Applikationsgebiete von SiC- und GaN-Leistungshalbleitern.

Applikationsgebiete von SiC- und GaN-Leistungshalbleitern.ULVAC

Auf Wide-Band-Gap-Halbleiter wie Galliumnitrid oder Siliziumkarbid hat die Leistungselektronik wegen ihrer Vorteile schon lange gewartet. Diese sind verglichen mit Si-Bauteilen unter anderem ein geringerer RDS (on), verringerte Leckströme und reduzierte Schaltverluste. Wo ergeben sich nun die Vor- und Nachteile der beiden Wide-Band-Gap-Lager?

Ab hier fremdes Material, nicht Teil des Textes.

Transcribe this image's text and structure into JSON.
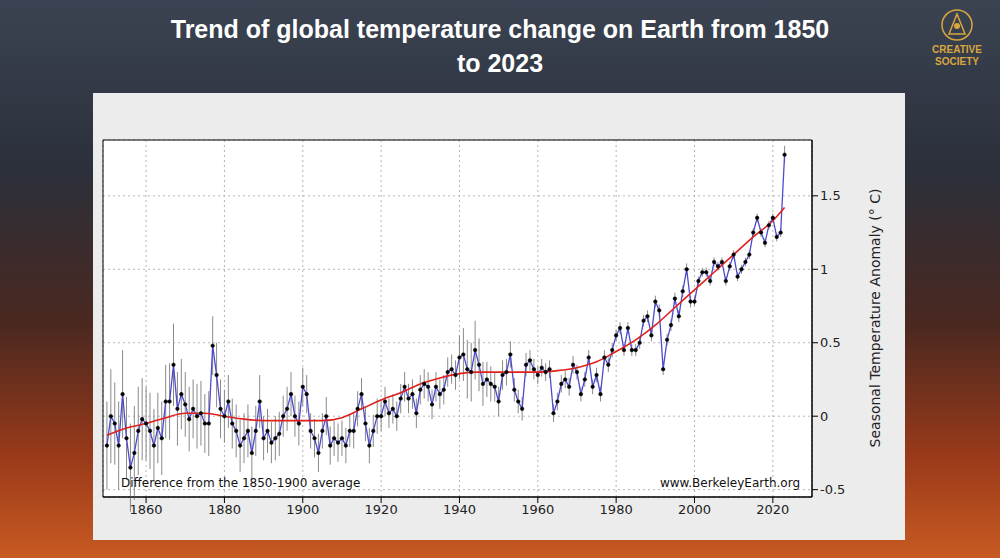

  • SiC dominiert noch bis 1200 V und darüber sowie durch seine guten Schalteigenschaften bei hohen Frequenzen. Der Preis ist aber immer noch ein Hindernis.
  • Der Umsatz mit SiC-Modulen überholt trotzdem in überschaubarem Zeitraum den der Diskreten.
  • SiC-Bauelemente werden sich, zumindestens in Nischen, in diversen Hochspannungsindustrieapplikationen etablieren.

Auf einen Blick

RFMD hat die Verfügbarkeit von zwei 650 V SSFETs (Sourced Switched FETs) in seiner rGaN-HV-Technolgie angekündigt. Mit dem RFJS3006F steht ein Evaluations-Board für den Aufbau eines 2,4 kW Boost-Wandlers bereit, welches den Entwicklern den Einstieg in die GaN-Technologie erleichtert.

GaN-Leistungshalbleiter dagegen:

  • werden bei Spannungen bis 900 V dominieren.
  • Ihre Preise werden in 2019 das Si-Niveau erreicht haben, alle 600 V SiC-Schottky werden dann durch GaN ersetzt.
  • Außerdem wird sich GaN in Consumer- und Computing/Server-Powerconversion-Applikationen etablieren.

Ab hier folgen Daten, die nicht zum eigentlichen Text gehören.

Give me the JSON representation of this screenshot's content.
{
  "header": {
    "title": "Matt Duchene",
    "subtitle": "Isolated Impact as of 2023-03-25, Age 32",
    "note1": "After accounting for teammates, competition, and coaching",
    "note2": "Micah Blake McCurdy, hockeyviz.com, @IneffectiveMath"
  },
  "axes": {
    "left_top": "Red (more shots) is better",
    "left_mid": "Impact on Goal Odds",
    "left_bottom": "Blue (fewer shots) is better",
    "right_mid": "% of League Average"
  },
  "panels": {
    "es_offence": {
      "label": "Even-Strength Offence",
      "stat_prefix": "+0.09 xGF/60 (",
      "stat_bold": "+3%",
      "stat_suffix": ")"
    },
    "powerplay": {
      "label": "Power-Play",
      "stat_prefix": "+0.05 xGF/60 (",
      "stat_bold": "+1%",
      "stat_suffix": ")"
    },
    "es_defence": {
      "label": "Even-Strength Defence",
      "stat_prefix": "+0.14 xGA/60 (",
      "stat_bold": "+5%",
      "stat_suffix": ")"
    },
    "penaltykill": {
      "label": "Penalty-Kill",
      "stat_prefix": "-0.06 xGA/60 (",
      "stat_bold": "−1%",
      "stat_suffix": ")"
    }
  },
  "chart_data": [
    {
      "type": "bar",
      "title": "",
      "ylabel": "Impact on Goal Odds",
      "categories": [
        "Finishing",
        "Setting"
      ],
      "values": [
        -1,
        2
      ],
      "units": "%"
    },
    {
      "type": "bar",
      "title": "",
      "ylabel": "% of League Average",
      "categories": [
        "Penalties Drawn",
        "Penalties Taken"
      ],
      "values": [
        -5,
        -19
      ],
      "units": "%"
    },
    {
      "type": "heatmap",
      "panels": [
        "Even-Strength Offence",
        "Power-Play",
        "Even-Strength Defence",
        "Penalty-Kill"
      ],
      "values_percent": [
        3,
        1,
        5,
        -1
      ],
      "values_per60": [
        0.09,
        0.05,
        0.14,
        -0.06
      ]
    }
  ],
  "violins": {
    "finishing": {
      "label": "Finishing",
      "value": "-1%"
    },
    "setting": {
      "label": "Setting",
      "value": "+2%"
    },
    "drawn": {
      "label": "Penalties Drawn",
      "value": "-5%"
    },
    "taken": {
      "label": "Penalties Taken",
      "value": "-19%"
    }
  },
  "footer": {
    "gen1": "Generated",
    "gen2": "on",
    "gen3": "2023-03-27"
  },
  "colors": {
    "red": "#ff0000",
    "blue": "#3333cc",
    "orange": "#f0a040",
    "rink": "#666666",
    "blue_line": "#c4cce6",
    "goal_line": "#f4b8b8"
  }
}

Kleinere Schaltnetzteile in Ladegeräten oder PFC-Stufen im untersten Leistungsbereich kommen hier in Frage, Sonderlösungen in Kleinumrichtern (kleiner 2 kW) sind auf Messen schon zu sehen.

Bild 1: Marktentwicklung der konkurrierenden Halbleitertechnologien.

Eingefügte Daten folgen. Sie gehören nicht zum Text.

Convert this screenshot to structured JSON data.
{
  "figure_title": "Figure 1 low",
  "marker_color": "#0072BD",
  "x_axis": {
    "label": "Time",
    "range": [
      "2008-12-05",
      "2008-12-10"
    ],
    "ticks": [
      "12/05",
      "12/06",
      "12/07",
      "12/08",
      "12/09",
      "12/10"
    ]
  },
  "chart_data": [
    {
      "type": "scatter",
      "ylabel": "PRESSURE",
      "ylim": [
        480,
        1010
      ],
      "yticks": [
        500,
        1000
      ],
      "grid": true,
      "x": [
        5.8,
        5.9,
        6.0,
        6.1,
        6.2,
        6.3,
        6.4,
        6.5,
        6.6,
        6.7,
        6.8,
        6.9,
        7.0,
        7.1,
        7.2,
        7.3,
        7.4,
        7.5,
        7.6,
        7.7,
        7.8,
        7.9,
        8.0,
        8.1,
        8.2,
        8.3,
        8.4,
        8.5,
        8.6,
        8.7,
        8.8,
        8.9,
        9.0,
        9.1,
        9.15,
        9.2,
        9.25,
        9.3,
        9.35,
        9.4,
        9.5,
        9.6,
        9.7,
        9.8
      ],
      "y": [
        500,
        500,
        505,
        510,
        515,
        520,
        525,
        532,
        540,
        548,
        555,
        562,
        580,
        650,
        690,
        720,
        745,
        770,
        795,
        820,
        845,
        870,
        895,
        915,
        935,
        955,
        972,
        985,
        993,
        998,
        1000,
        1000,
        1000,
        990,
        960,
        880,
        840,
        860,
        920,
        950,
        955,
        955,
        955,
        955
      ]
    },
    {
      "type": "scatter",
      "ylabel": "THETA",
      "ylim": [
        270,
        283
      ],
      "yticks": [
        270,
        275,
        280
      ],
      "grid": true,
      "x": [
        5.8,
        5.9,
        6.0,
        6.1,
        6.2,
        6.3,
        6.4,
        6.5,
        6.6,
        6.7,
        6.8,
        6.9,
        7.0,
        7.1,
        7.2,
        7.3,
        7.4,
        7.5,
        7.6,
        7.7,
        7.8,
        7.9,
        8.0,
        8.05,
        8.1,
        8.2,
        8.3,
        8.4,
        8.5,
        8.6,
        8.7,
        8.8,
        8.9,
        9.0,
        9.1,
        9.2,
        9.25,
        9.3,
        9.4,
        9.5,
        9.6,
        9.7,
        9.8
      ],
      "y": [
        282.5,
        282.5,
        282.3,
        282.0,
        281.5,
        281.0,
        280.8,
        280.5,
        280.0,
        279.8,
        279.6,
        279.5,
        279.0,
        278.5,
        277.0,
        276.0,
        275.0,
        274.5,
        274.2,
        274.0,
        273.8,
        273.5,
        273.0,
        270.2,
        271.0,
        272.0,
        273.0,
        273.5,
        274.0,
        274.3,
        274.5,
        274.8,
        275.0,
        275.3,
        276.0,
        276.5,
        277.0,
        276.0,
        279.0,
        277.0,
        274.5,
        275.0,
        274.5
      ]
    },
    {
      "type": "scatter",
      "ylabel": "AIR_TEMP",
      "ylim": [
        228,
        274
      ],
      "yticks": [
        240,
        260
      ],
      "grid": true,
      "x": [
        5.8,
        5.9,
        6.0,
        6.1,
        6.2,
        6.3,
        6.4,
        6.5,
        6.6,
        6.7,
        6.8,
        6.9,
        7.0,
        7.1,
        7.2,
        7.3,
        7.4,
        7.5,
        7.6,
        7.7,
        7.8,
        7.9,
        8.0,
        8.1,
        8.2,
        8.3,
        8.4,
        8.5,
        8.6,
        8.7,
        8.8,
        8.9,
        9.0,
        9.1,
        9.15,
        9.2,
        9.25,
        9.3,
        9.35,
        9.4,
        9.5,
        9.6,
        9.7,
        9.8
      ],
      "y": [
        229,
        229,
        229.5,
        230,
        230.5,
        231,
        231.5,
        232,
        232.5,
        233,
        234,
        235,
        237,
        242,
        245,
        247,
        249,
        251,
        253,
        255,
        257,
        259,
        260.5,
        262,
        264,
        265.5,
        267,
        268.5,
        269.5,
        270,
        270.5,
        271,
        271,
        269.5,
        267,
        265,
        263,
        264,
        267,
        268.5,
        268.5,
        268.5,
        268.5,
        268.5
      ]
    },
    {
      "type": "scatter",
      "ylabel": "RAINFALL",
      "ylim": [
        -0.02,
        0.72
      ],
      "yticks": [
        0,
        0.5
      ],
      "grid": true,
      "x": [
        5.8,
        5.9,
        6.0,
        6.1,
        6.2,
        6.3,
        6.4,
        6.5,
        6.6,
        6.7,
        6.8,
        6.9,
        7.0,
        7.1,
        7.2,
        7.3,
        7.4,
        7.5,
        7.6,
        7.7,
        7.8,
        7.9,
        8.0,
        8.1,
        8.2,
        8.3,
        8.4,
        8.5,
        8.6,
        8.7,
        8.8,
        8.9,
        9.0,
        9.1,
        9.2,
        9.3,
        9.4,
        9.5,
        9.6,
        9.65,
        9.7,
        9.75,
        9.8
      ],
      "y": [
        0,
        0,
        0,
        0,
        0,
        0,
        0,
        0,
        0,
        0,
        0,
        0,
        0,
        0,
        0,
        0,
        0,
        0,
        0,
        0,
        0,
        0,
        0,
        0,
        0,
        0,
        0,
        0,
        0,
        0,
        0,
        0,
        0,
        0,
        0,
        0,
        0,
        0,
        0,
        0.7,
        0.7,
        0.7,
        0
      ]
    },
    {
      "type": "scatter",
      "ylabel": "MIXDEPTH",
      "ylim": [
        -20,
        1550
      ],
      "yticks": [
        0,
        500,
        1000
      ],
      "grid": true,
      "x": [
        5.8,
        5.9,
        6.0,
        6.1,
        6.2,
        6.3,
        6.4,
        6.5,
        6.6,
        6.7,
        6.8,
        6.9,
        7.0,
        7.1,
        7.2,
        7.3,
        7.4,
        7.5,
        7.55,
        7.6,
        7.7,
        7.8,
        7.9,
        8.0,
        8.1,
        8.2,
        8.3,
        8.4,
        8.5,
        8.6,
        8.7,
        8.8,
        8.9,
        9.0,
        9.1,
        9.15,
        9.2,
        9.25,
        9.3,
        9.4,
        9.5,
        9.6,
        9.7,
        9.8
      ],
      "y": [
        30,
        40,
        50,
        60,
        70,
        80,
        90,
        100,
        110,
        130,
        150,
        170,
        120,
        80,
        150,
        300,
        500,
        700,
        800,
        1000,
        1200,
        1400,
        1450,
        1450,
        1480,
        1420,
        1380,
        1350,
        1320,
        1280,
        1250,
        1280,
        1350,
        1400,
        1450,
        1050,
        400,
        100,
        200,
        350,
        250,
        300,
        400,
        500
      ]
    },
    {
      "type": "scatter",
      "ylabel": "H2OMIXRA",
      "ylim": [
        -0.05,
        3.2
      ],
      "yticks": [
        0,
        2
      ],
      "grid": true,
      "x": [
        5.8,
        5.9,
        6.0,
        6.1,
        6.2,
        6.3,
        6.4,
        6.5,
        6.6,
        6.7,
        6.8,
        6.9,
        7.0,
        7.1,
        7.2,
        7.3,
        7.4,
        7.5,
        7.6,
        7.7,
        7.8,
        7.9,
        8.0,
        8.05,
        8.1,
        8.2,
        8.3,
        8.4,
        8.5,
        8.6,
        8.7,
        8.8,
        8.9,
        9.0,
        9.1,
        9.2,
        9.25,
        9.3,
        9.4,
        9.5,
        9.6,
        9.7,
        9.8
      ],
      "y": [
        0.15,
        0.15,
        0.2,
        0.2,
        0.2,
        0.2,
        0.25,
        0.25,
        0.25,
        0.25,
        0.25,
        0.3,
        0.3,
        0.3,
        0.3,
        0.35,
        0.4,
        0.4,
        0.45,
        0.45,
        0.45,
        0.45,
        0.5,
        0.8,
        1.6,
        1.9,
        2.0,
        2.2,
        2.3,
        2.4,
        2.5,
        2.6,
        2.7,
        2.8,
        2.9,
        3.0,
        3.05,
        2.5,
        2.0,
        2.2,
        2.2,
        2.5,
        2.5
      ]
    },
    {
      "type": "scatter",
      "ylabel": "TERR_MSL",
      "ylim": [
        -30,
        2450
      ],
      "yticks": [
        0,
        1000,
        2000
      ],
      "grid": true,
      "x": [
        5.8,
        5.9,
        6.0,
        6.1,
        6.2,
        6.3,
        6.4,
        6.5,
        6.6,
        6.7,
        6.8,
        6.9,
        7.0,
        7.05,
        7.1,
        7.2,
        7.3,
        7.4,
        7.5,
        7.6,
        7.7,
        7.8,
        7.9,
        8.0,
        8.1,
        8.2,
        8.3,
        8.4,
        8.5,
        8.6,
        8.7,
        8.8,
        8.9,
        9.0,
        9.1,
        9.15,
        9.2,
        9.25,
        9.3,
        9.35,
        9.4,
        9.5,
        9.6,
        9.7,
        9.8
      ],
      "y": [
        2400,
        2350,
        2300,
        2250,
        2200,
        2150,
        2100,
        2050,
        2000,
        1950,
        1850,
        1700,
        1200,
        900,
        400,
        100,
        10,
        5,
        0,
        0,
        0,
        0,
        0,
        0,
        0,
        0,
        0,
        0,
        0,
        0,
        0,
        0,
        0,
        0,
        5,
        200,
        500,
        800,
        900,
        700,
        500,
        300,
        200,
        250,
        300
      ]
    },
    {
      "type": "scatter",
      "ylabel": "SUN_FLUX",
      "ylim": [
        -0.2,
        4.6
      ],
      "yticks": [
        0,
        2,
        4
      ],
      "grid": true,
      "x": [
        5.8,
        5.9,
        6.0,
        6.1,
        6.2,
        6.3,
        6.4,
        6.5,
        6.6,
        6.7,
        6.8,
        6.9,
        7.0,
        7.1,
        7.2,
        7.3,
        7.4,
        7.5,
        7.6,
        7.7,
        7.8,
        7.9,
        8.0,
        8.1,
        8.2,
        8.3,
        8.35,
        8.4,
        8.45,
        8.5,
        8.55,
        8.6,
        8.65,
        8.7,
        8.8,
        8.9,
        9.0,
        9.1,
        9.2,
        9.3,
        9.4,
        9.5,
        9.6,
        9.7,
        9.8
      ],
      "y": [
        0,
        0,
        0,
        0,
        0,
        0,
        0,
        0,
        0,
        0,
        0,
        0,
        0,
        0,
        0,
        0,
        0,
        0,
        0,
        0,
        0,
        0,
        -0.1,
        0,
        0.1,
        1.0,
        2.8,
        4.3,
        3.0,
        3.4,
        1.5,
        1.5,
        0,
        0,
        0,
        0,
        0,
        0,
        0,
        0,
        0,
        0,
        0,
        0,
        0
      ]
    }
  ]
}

Bild 1: Marktentwicklung der konkurrierenden Halbleitertechnologien. ism research

Auf GaN-Bauelementen basierende Umrichter im Bereich hunderter kW wird man in den nächsten Jahren nicht zu sehen bekommen, Umrichter dieser Größenordnung auf Basis von SiC sind aber bereits in der Erprobung.

Die Marktentwicklung der konkurrierenden Technologien zeigt Bild 1. Bild 2 zeigt die technologischen Grenzen für die konkurrierenden Halbleitertechnologien. Laut dem UVAC-Technologie Journal 63 vom Mai 2013 wird der Markt für GaN-Bauelemente in Japan 500 Milliarden Yen (3,5 Milliarden Euro) beziehungsweise weltweit zwei Billionen Yen (14,2 Milliarden Euro) erreichen. Und laut der R&D Association for Future Electron Devices kann durch den Ersatz von konventionellen Si-Leistungshalbleitern durch die SiC- und GaN-Halbleiter der nächsten Generation die CO2-Emission um 70 % bis 90 % reduziert werden.

Bild 2: Technologischen Grenzen für die konkurrierenden Halbleitertechnologien.

Bild 2: Technologischen Grenzen für die konkurrierenden Halbleitertechnologien. RFMD

GaN – vom HF-Einsatz zur Leistungselektronik

RFMD kündigt jetzt die Verfügbarkeit von zwei 650 V SSFETs (Sourced Switched FETs) in seiner rGaN-HV-Technolgie an, die im Mai 2012 erstmals publiziert wurde. RFMD befasst sich seit 1995 mit der GaN-Technologie für den Hochfrequenzeinsatz und begann ab dem Jahr 2010 die GaN-Technologie für Leistungsapplikationen zu entwickeln. RFMD ist der größte III-V-Hersteller für HF-Anwendungen und fertigt mehr als 25 % der weltweiten GaAs-Wafer für HF-Applikationen und dies mit einer Effizienz/Ausbeute, die mit Si-Wafern vergleichbar ist.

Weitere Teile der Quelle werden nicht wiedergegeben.